Format Musik Digital Terpopuler

MPEG-1 Audio Layer 3 atau lebih dikenal dengan sebutan MP3 adalah salah satu format berkas pengodean suara. Format ini memiliki kompresi yang cukup baik (kendati bersifat lossy), sehingga ukuran berkas bisa memungkinkan menjadi lebih kecil.

Lalu bagaimana berkas tersebut mampu mengkompresi file suara menjadi sedemikian kecil? Ya, MP3 mengurangi jumlah bit yang diperlukan secara otomatis. Dengan menggunakan model psychoacoustic, berkas tersebut mampu menghilangkan komponen-komponen suara yang tidak terdengar oleh manusia.

Berkas yang memakai pengodean Pulse Code Modulation (PCM) ini dikembangkan oleh seorang insinyur Jerman Karlheinz Brandenburg. Di awal tahun 1970-an, prinsip dasar coding audio itu sendiri ditemukan oleh Prof Dieter Seitzer dari Erlangen-Nuremberg University, Jerman. Selanjutnya, Brandenburg bersama mitra-mitra pribadinya, termasuk Thomson, vendor elektronik asal Perancis, terus mengembangkan dan mensosialisasikan MP3 yang efisien secara global.

Sementara itu, menurut data Wikipedia, Selasa 7 Oktober 2008, MP3 memakai sebuah transformasi hybrid untuk mentransformasikan sinyal pada ranah waktu ke sinyal pada ranah frekuensi, meliputi:

* filter polyphase quadrature 32-band,
* 36 atau 12 MDCT (Modified Discrete Cosine Transform). Ukurannya dapat dipilih secara independen untuk sub-band 0...1 dan 2...31, dan
* postproses aliasing reduction.

Standar MPEG-1 tidak mendefinisikan secara spesifik cara melakukan encode MP3. Sebaliknya, algoritma decode serta format file didefinisikan secara spesifik. Oleh karena itu, di masa kejayaan MP3, bagi yang ingin mengimplementasikan encoder MP3 harus membuat sendiri algorima untuk menghilangkan bagian dari informasi pada file audio asal. Dengan kata lain pada representasi MDCT di ranah frekuensi.
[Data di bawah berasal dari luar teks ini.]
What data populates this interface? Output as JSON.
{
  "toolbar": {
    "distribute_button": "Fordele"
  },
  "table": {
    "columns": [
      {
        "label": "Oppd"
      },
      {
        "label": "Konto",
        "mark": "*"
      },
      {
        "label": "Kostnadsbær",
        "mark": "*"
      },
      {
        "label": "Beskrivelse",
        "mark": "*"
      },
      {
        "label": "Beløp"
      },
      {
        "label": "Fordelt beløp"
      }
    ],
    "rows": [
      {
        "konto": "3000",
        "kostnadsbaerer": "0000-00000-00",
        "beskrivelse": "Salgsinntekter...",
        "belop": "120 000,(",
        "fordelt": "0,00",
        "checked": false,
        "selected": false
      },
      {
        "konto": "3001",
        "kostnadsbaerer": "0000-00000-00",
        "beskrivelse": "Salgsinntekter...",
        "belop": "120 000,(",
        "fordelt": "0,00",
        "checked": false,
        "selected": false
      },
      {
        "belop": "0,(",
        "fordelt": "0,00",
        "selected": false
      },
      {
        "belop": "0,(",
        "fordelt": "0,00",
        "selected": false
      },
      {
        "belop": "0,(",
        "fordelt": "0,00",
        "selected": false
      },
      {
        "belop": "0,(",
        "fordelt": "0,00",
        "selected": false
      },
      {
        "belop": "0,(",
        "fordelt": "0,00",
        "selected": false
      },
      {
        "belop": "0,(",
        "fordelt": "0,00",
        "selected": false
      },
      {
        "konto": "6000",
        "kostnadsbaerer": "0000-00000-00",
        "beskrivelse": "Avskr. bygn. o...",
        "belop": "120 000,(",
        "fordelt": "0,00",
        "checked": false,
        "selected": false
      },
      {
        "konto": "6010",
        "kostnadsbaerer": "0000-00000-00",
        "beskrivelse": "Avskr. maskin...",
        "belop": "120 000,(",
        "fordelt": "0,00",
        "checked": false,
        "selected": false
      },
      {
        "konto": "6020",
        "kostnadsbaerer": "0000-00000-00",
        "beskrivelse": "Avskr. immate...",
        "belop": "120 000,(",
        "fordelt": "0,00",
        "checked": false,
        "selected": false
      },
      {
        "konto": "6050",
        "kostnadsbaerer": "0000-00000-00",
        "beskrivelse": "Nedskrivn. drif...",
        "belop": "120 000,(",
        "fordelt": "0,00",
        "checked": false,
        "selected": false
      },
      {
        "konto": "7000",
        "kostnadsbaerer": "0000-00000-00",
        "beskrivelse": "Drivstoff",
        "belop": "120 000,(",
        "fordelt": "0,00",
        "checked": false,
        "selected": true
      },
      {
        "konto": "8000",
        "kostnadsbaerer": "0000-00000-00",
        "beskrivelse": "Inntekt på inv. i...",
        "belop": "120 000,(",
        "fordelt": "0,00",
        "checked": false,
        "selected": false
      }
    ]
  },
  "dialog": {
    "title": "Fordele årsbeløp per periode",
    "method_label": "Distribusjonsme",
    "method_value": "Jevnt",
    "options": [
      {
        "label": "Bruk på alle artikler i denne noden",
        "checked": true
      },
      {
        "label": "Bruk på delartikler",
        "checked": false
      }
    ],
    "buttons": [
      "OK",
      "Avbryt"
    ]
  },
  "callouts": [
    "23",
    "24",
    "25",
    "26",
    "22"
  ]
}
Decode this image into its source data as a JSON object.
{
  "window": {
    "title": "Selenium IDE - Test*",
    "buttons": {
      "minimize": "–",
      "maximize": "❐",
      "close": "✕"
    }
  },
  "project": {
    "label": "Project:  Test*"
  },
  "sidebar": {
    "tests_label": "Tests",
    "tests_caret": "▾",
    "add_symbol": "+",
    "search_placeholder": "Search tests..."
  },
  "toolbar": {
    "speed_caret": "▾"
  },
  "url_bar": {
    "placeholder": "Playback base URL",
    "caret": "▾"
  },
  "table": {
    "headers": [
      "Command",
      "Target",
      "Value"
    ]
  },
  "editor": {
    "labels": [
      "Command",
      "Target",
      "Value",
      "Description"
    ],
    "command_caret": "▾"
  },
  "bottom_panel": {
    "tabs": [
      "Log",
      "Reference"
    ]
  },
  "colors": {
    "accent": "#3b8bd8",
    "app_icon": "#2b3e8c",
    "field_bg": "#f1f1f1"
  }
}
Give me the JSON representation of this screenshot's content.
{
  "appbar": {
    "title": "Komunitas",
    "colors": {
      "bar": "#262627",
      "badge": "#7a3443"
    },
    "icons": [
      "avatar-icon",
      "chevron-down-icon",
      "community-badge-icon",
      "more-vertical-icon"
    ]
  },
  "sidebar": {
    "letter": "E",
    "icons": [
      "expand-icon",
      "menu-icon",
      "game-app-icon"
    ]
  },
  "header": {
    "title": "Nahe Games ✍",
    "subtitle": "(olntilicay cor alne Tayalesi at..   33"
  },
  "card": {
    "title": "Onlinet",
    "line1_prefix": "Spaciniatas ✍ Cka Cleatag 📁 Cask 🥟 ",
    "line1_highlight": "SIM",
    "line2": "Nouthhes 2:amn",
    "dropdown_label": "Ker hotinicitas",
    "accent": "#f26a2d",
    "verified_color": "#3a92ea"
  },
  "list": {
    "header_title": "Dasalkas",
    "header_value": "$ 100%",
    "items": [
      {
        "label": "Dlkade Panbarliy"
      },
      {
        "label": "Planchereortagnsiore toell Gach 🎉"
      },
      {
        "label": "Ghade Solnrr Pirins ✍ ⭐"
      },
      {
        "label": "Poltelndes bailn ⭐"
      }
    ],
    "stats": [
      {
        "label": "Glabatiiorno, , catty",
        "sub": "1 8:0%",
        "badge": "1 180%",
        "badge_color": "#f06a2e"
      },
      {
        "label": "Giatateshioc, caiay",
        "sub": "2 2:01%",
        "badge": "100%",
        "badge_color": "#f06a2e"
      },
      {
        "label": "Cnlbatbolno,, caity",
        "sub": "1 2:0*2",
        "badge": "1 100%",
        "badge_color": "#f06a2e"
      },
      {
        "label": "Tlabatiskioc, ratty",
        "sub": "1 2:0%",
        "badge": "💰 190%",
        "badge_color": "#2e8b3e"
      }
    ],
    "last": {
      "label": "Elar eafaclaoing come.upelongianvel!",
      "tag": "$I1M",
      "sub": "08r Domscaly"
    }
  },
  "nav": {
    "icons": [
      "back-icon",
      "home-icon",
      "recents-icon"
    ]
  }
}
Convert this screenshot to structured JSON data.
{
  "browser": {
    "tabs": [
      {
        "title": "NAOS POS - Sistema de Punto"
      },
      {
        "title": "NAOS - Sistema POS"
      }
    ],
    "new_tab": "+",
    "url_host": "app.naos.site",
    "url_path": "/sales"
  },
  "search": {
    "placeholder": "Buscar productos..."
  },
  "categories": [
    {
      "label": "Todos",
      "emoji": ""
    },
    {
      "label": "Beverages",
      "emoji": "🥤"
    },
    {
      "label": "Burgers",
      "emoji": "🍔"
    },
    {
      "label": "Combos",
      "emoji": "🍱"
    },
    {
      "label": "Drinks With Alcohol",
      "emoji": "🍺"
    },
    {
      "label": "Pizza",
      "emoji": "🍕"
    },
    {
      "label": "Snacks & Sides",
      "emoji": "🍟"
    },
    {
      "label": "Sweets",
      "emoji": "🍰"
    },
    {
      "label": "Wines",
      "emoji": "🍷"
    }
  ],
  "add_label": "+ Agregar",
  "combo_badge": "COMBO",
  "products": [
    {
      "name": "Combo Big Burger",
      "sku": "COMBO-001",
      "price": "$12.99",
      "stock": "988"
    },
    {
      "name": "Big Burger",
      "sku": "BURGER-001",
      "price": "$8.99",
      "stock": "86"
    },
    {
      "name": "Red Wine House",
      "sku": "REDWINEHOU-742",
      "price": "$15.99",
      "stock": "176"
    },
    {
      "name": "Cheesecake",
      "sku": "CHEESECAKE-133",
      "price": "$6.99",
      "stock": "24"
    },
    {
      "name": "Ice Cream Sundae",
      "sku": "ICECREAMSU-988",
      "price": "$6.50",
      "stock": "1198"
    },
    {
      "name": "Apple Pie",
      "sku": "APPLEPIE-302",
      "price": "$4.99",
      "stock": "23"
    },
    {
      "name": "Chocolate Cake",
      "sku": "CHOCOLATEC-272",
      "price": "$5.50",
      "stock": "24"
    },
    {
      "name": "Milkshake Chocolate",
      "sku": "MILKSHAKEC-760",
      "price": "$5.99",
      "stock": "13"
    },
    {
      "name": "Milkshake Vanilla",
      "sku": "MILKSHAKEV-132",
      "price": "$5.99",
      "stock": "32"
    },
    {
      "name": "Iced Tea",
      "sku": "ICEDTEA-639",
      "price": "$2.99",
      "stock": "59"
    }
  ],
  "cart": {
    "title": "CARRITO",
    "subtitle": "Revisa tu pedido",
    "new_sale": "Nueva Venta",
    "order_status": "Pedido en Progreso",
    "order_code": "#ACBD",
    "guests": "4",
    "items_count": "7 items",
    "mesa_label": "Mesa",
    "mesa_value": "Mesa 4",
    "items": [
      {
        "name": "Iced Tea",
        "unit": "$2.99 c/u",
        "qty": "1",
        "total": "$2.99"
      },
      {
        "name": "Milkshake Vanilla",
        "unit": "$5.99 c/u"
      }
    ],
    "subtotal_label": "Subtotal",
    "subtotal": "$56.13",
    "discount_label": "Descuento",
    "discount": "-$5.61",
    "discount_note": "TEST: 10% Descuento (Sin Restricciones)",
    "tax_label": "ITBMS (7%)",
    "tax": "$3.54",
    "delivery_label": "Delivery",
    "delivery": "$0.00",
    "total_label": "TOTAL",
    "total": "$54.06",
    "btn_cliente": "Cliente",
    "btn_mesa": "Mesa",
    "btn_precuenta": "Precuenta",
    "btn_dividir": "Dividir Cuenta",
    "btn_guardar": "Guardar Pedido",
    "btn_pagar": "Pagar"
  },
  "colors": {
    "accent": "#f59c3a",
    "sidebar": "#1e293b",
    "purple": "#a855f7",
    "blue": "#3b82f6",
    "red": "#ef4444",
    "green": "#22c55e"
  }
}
Saat ini, sudah cukup banyak piranti lunak yang bisa diunduh secara gratis untuk sekadar meng-encode file MP3. Akan tetapi, seringkali kita temukan hasil encode setiap encoder MP3 berlainan dan kualitas hasil yang berlainan pula. Kendati demikian, hal tersebut kembali ke  
selera masing-masing manusia. Hal yang harus diperhatikan dari semua encoder yang ada, terdapat encoder yang bagus untuk bitrate tinggi maupun bitrate rendah.